U.S. motorists will spend $7 billion to $11 billion more on gasoline next year if the government scales back ethanol use requirements, the Renewable Fuels Association said.
“Reducing the amount of renewable fuel required would decrease refiner and blender purchases of ethanol, increase the sales volume of gasoline and increase the price of gasoline,” Geoff Cooper, a vice president of research and analysis for the Washington-based industry group, said today on a conference call with journalists.
The U.S. Environmental Protection Agency, which is scheduled to release a proposal for the 2014 biofuel use this year, would cut the mandate to 15.21 billion gallons from 18.15 billion, according to a draft proposal dated Aug. 26 provided to Bloomberg.
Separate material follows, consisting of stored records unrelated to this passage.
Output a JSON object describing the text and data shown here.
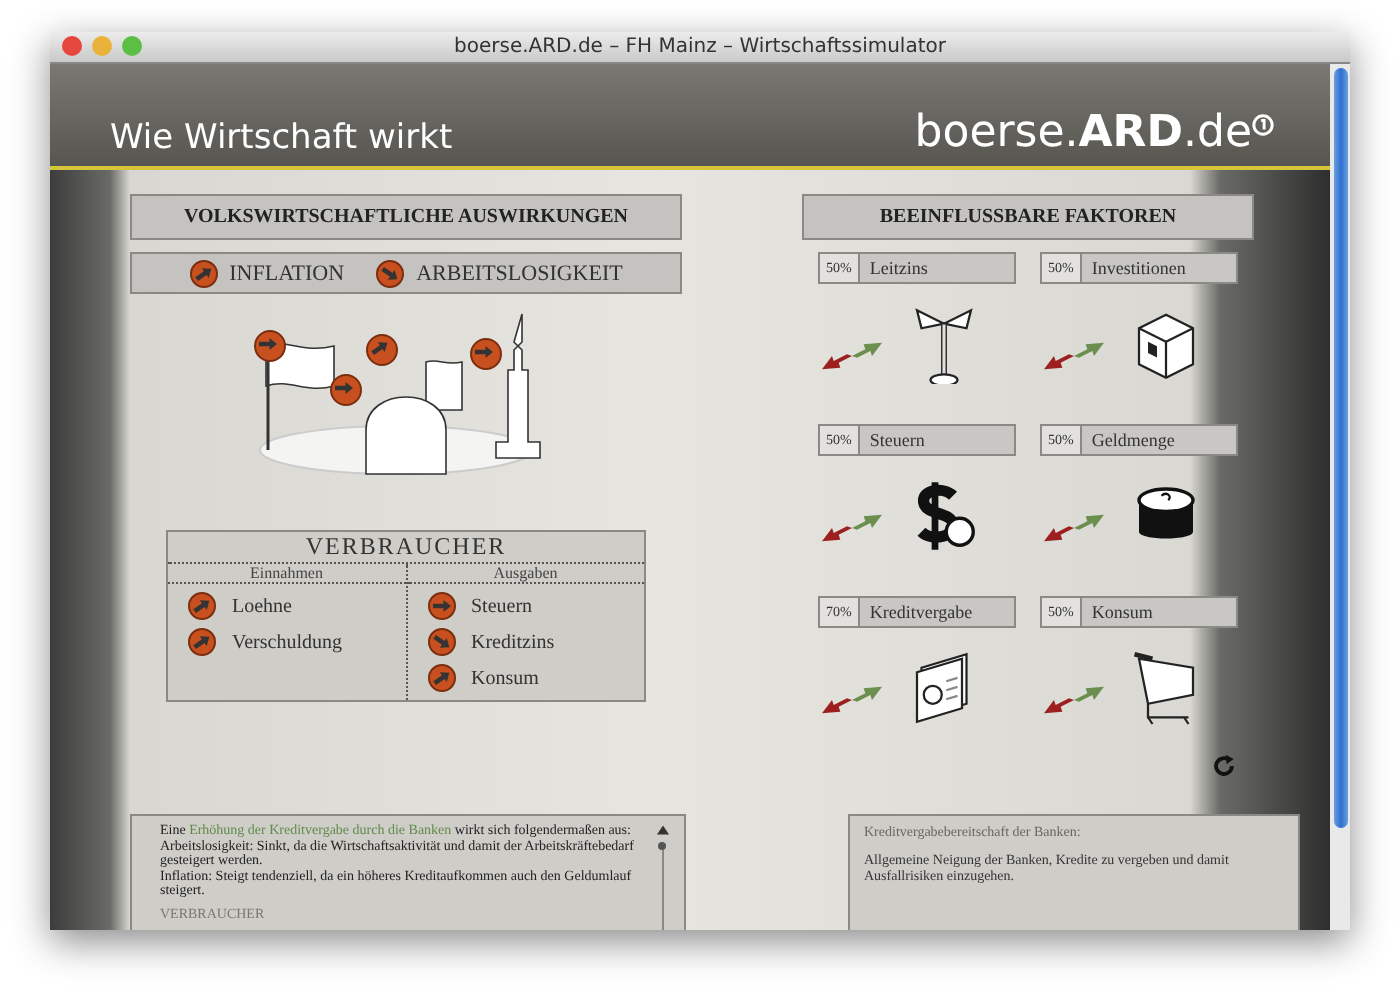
{
  "window": {
    "title": "boerse.ARD.de – FH Mainz – Wirtschaftssimulator"
  },
  "header": {
    "title": "Wie Wirtschaft wirkt",
    "logo_plain": "boerse.",
    "logo_bold": "ARD",
    "logo_tail": ".de"
  },
  "effects": {
    "title": "VOLKSWIRTSCHAFTLICHE AUSWIRKUNGEN",
    "indicators": [
      {
        "label": "INFLATION",
        "kind": "up"
      },
      {
        "label": "ARBEITSLOSIGKEIT",
        "kind": "down"
      }
    ],
    "scene_badges": [
      {
        "kind": "flat"
      },
      {
        "kind": "up"
      },
      {
        "kind": "flat"
      },
      {
        "kind": "flat"
      }
    ],
    "consumer": {
      "title": "VERBRAUCHER",
      "columns": [
        {
          "heading": "Einnahmen",
          "items": [
            {
              "label": "Loehne",
              "kind": "up"
            },
            {
              "label": "Verschuldung",
              "kind": "up"
            }
          ]
        },
        {
          "heading": "Ausgaben",
          "items": [
            {
              "label": "Steuern",
              "kind": "flat"
            },
            {
              "label": "Kreditzins",
              "kind": "down"
            },
            {
              "label": "Konsum",
              "kind": "up"
            }
          ]
        }
      ]
    }
  },
  "factors": {
    "title": "BEEINFLUSSBARE FAKTOREN",
    "items": [
      {
        "percent": "50%",
        "label": "Leitzins",
        "kind": "stand"
      },
      {
        "percent": "50%",
        "label": "Investitionen",
        "kind": "box"
      },
      {
        "percent": "50%",
        "label": "Steuern",
        "kind": "money"
      },
      {
        "percent": "50%",
        "label": "Geldmenge",
        "kind": "coins"
      },
      {
        "percent": "70%",
        "label": "Kreditvergabe",
        "kind": "document"
      },
      {
        "percent": "50%",
        "label": "Konsum",
        "kind": "cart"
      }
    ]
  },
  "explanation": {
    "before": "Eine ",
    "highlight": "Erhöhung der Kreditvergabe durch die Banken",
    "after": " wirkt sich folgendermaßen aus:",
    "lines": [
      "Arbeitslosigkeit: Sinkt, da die Wirtschaftsaktivität und damit der Arbeitskräftebedarf gesteigert werden.",
      "Inflation: Steigt tendenziell, da ein höheres Kreditaufkommen auch den Geldumlauf steigert."
    ],
    "section": "VERBRAUCHER"
  },
  "definition": {
    "title": "Kreditvergabebereitschaft der Banken:",
    "text": "Allgemeine Neigung der Banken, Kredite zu vergeben und damit Ausfallrisiken einzugehen."
  }
}
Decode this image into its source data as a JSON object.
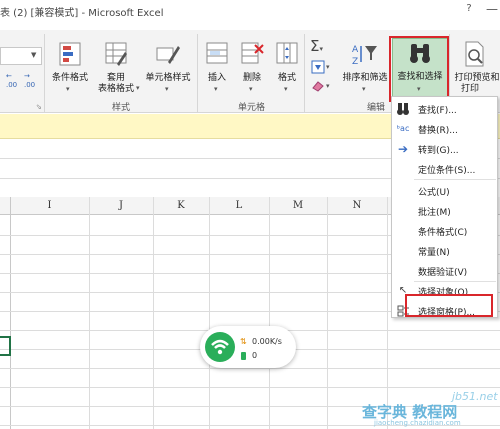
{
  "title_bar": {
    "title": "表 (2) [兼容模式] - Microsoft Excel",
    "help": "?"
  },
  "ribbon": {
    "groups": {
      "styles": {
        "label": "样式",
        "buttons": {
          "conditional_format": "条件格式",
          "table_format": [
            "套用",
            "表格格式"
          ],
          "cell_styles": "单元格样式"
        }
      },
      "cells": {
        "label": "单元格",
        "buttons": {
          "insert": "插入",
          "delete": "删除",
          "format": "格式"
        }
      },
      "editing": {
        "label": "编辑",
        "buttons": {
          "sort_filter": "排序和筛选",
          "find_select": "查找和选择",
          "print_preview": [
            "打印预览和",
            "打印"
          ]
        }
      }
    },
    "number": {
      "inc_decimal": ".00",
      "dec_decimal": ".00"
    }
  },
  "columns": [
    "I",
    "J",
    "K",
    "L",
    "M",
    "N"
  ],
  "menu": {
    "items": [
      {
        "label": "查找(F)...",
        "icon": "binoculars-icon"
      },
      {
        "label": "替换(R)...",
        "icon": "replace-icon"
      },
      {
        "label": "转到(G)...",
        "icon": "arrow-right-icon"
      },
      {
        "label": "定位条件(S)..."
      },
      {
        "label": "公式(U)"
      },
      {
        "label": "批注(M)"
      },
      {
        "label": "条件格式(C)"
      },
      {
        "label": "常量(N)"
      },
      {
        "label": "数据验证(V)"
      },
      {
        "label": "选择对象(O)",
        "icon": "pointer-icon"
      },
      {
        "label": "选择窗格(P)...",
        "icon": "selection-pane-icon"
      }
    ]
  },
  "net_widget": {
    "speed": "0.00K/s",
    "battery": "0",
    "upload_icon": "up-down-arrows-icon",
    "battery_icon": "battery-icon"
  },
  "watermark": {
    "line1": "jb51.net",
    "line2": "查字典 教程网",
    "line3": "jiaocheng.chazidian.com"
  },
  "colors": {
    "highlight": "#d9262b",
    "accent_green": "#2aae5a",
    "selected_btn": "#c5e2c9"
  }
}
Ethanol producers and corn farmers have fought changes to the requirements, which escalates every year through 2022, saying it could hurt rural income and increase the need for farm subsidies.
A cut in the mandate would also inhibit future investments in plants, Christopher Standlee, an executive vice president of institutional affairs for Abengoa Bioenergy Inc., said on the same call.
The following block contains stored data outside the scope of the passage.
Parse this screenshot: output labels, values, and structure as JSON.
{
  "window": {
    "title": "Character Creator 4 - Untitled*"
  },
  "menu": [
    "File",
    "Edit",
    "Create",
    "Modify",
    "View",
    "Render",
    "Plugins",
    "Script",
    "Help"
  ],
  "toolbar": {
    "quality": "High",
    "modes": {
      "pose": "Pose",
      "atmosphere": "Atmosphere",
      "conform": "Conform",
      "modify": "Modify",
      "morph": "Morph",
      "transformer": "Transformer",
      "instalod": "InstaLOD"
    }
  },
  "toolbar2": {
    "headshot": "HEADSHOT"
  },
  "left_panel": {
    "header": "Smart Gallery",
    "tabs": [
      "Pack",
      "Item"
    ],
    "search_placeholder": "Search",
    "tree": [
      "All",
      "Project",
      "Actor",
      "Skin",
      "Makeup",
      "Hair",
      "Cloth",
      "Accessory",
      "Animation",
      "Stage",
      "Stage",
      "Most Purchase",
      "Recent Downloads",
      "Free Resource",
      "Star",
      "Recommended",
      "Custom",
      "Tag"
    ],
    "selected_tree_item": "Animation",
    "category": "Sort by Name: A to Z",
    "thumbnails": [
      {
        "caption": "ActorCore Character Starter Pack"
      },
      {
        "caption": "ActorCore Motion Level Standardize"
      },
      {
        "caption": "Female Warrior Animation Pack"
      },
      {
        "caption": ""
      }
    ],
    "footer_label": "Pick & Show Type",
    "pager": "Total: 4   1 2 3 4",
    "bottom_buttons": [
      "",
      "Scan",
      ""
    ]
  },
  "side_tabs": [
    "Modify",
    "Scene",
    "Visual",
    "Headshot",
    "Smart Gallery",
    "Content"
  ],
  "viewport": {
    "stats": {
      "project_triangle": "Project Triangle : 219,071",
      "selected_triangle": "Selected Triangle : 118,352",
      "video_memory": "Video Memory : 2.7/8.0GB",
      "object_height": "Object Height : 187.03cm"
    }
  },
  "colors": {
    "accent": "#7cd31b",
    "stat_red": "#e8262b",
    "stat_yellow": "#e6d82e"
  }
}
The American Petroleum Institute, which supports a repeal of the ethanol mandate, said keeping it in place would hurt consumers and put the nation’s economy at risk.
“This so-called analysis is just another distraction,” Carlton Carroll, an API spokesman in Washington, said in an e-mailed response to questions. “Because of rigid ethanol mandates, consumers are now faced with putting more ethanol in their tanks than their engines were designed to accommodate.”